New Netanyahu stance on West Bank angers Palestinians


The President of the Palestine Authority, Mr Yasser Arafat, condemned as a "dangerous and flagrant violation of the peace process" Mr Benjamin Netanyahu's weekend statement on the West Bank. Speaking to Jewish journalists on Friday the Israeli Prime Minister asserted that the West Bank "is part of Israel proper". Mr Arafat retorted angrily: "The Palestinian people are attached to their occupied land and to liberating it from the claws of the Israeli occupation."

The Palestinian Minister of Higher Education, Dr Hanan Ashrawi, also expressed outrage, calling the Netanyahu statement "preposterous". A Jordanian columnist, Mr Moussa Keilani, accused the Likud-led government of trying to confine Palestinian self-rule to a "Gaza city state" while the West Bank became an "Israeli colony" dotted with islands of Palestinian "autonomy".
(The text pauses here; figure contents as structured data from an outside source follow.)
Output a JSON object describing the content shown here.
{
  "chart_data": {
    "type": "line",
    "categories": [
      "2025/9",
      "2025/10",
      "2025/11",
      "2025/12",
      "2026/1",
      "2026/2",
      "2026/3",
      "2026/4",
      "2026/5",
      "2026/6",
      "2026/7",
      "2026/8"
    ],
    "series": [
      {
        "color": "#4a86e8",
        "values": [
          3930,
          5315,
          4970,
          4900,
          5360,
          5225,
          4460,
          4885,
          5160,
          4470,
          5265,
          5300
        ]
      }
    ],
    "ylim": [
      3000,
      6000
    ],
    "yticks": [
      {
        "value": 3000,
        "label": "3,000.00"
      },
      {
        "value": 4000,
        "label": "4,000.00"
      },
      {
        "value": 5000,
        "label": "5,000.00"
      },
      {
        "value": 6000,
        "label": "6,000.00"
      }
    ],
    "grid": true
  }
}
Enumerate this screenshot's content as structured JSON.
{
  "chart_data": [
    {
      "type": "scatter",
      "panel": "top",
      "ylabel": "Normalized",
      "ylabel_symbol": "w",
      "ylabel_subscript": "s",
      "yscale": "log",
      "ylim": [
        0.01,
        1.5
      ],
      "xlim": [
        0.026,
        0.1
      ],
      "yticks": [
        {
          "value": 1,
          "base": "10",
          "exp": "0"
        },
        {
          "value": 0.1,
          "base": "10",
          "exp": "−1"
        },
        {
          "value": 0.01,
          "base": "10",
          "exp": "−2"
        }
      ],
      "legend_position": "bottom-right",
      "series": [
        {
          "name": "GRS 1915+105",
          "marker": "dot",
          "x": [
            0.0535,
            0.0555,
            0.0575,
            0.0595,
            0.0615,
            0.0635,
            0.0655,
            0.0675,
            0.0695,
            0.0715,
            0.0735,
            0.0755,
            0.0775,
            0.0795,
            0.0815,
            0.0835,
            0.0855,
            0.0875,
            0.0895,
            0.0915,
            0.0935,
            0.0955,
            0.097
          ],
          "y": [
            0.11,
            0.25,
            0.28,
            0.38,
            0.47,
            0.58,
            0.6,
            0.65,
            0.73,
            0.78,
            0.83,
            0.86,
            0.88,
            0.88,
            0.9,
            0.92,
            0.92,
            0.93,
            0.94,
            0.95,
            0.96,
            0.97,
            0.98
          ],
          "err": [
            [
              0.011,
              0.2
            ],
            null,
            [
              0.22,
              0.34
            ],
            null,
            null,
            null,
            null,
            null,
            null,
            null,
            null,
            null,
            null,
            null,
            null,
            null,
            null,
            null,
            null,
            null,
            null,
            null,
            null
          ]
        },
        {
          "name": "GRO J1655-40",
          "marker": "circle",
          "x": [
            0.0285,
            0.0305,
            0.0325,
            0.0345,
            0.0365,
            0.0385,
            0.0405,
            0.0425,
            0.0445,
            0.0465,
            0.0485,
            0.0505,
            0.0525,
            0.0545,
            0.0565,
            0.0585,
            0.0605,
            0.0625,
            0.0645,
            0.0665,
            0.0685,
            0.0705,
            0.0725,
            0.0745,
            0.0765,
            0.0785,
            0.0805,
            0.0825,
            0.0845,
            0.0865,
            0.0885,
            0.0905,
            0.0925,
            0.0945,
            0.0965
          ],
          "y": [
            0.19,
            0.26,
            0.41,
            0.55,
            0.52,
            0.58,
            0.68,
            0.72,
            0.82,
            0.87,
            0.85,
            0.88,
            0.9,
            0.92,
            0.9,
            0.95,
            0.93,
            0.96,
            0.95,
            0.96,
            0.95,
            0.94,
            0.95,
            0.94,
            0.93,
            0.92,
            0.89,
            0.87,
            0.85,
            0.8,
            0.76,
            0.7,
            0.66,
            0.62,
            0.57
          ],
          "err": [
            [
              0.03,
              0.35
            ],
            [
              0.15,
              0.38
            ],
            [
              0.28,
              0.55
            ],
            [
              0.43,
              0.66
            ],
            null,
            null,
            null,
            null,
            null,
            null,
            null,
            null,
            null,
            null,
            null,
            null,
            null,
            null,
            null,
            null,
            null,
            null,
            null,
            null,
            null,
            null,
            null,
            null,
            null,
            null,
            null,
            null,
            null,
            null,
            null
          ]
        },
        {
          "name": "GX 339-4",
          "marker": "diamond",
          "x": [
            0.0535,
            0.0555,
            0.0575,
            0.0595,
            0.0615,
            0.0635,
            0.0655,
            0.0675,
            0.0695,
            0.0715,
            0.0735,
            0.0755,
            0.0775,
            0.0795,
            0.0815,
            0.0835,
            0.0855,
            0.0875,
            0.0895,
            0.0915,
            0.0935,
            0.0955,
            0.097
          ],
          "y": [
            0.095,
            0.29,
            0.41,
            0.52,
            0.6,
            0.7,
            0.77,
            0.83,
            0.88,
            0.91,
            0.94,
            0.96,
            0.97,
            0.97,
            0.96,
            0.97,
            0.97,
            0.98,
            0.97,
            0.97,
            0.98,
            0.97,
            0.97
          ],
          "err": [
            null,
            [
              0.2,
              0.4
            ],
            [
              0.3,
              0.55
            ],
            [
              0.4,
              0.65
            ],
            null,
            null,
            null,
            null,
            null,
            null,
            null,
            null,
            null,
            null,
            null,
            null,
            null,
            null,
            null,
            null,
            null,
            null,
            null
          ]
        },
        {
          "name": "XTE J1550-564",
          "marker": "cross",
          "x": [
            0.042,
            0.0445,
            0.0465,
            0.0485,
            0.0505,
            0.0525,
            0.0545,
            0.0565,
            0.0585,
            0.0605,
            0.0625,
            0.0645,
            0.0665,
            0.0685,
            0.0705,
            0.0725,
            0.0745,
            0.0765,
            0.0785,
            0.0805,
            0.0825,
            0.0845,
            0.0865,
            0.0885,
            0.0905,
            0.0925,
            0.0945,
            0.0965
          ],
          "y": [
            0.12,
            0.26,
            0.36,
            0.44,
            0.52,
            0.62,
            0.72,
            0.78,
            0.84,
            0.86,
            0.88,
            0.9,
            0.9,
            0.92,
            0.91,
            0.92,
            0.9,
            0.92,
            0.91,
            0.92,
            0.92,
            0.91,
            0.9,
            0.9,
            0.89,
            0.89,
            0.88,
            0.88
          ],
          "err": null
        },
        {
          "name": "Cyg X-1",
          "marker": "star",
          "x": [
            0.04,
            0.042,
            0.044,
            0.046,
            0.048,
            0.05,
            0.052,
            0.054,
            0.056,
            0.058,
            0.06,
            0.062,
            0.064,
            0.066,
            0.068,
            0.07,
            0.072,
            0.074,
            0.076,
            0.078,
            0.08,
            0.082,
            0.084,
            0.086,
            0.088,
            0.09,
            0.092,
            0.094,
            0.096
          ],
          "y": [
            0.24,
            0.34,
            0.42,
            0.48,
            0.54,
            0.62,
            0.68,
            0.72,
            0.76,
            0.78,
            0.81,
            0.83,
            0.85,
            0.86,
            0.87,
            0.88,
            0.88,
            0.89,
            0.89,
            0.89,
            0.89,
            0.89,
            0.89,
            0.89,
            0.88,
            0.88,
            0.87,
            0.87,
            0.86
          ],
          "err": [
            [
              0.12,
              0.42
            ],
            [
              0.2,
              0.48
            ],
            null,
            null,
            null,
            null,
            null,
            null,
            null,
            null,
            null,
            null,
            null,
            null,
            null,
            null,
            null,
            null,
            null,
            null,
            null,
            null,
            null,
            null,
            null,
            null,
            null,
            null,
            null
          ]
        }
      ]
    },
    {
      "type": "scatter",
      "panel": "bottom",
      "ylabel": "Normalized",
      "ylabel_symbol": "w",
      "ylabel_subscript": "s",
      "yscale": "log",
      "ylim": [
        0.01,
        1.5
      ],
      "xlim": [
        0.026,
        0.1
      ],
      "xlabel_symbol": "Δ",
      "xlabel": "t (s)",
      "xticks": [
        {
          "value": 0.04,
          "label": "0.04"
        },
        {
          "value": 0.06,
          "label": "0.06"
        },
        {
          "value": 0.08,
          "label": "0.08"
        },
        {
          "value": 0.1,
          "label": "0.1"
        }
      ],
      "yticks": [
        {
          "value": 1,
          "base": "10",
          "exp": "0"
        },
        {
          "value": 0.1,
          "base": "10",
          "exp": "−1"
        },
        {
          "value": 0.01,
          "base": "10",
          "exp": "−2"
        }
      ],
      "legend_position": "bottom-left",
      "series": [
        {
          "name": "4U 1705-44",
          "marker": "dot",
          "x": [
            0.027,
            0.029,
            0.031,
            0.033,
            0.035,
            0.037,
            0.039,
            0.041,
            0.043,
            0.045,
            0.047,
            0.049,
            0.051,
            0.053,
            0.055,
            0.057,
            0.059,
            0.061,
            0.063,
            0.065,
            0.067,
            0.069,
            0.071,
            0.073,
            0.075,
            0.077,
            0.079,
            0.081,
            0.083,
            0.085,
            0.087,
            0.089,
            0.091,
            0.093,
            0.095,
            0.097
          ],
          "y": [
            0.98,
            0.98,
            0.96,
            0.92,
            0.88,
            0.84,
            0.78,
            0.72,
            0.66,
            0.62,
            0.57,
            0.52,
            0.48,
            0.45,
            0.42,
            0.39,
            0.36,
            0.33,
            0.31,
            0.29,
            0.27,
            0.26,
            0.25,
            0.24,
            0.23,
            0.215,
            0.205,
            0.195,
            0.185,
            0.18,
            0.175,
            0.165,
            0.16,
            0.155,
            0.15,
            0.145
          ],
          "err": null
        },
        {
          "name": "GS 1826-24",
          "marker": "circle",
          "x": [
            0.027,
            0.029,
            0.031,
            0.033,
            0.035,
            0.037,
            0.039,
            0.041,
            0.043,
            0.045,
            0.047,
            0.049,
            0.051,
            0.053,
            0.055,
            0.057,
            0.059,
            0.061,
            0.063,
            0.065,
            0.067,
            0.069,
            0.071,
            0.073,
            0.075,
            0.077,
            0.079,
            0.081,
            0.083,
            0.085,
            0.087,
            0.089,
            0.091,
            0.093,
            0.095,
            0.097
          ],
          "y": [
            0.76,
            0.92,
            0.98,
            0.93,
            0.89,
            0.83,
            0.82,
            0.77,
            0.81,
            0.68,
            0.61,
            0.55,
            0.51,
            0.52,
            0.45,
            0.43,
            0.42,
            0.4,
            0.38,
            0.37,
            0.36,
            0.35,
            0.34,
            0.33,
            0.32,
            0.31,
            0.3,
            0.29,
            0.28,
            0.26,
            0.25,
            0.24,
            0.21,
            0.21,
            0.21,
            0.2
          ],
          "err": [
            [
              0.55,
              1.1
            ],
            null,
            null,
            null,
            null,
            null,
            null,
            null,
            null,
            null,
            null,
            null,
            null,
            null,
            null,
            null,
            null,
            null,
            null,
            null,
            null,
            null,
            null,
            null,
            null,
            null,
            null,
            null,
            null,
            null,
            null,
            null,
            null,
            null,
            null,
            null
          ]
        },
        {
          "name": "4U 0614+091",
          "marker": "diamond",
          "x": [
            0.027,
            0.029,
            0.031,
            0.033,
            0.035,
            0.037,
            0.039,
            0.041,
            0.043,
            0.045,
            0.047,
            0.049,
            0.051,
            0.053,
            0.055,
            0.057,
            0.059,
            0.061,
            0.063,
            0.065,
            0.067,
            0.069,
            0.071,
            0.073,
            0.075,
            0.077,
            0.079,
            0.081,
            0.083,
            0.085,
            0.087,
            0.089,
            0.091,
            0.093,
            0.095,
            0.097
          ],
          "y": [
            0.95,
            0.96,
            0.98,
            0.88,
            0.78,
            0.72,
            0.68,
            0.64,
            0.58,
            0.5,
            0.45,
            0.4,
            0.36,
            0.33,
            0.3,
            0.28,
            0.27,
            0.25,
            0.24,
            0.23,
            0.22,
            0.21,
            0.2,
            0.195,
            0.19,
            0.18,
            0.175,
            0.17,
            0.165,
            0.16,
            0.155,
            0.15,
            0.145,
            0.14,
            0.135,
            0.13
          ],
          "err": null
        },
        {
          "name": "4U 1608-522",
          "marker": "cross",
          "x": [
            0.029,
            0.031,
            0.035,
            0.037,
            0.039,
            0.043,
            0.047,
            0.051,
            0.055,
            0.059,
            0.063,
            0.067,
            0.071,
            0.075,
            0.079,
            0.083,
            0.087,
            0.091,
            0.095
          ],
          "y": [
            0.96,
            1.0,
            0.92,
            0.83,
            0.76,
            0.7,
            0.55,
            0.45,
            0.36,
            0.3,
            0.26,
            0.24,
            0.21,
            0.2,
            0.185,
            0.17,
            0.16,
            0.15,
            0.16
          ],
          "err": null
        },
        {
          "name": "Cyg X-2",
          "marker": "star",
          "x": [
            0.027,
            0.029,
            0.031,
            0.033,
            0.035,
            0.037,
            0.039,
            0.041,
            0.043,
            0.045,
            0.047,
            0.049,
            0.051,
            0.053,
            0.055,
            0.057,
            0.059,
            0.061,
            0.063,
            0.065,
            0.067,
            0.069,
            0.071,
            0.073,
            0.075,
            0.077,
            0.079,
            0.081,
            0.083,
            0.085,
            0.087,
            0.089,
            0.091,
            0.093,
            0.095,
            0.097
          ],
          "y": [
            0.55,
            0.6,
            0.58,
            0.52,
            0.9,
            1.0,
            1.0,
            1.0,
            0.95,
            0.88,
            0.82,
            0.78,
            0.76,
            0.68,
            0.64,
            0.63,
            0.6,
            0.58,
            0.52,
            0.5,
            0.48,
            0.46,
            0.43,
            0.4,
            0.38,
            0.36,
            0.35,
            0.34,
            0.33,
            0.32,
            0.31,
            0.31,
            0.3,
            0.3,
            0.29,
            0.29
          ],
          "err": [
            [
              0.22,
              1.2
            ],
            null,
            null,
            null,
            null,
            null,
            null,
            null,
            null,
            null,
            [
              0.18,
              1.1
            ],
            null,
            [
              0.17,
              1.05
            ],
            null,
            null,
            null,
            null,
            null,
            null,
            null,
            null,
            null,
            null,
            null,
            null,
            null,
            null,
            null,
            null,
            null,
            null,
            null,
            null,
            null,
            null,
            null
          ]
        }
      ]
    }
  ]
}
Palestinian analysts in Jerusalem were "not surprised by this statement", Dr Ghassan Khatib, a prominent commentator, told The Irish Times. "This is the impression we have had of the Likud attitude in general. What is important is that it was said publicly at that level." Dr Khatib added that the Palestinians were also concerned by an apparent shift in the United States position. The objective of the Oslo accords was, he said, to implement United Nations resolution 242 which calls for Israeli withdrawal from land occupied in 1967.

This means that Israel must withdraw from most of the West Bank and Gaza during the interim period ending in May 1999 - in other words from all but the settlements, military locations and Jerusalem.

"This amounts to about 10 per cent of the land," Dr Khatib said. "But the US is now taking the attitude that the fate of the West Bank is to be decided in negotiations. "The West Bank is not disputed land. It has always been recognised as occupied land by the international community."

Palestinians are convinced that it will be Mr Arafat rather than Mr Netanyahu who will be asked to take action when the two men meet separately with President Clinton next month.

The Israeli cabinet is expected to spell out both the scope of Israel's troop redeployment from the West Bank and list its demands on the security front over the next few weeks. "But withdrawal will begin only five weeks after the Palestinian Authority begins to satisfy Israel on security and other demands," Dr Khatib said.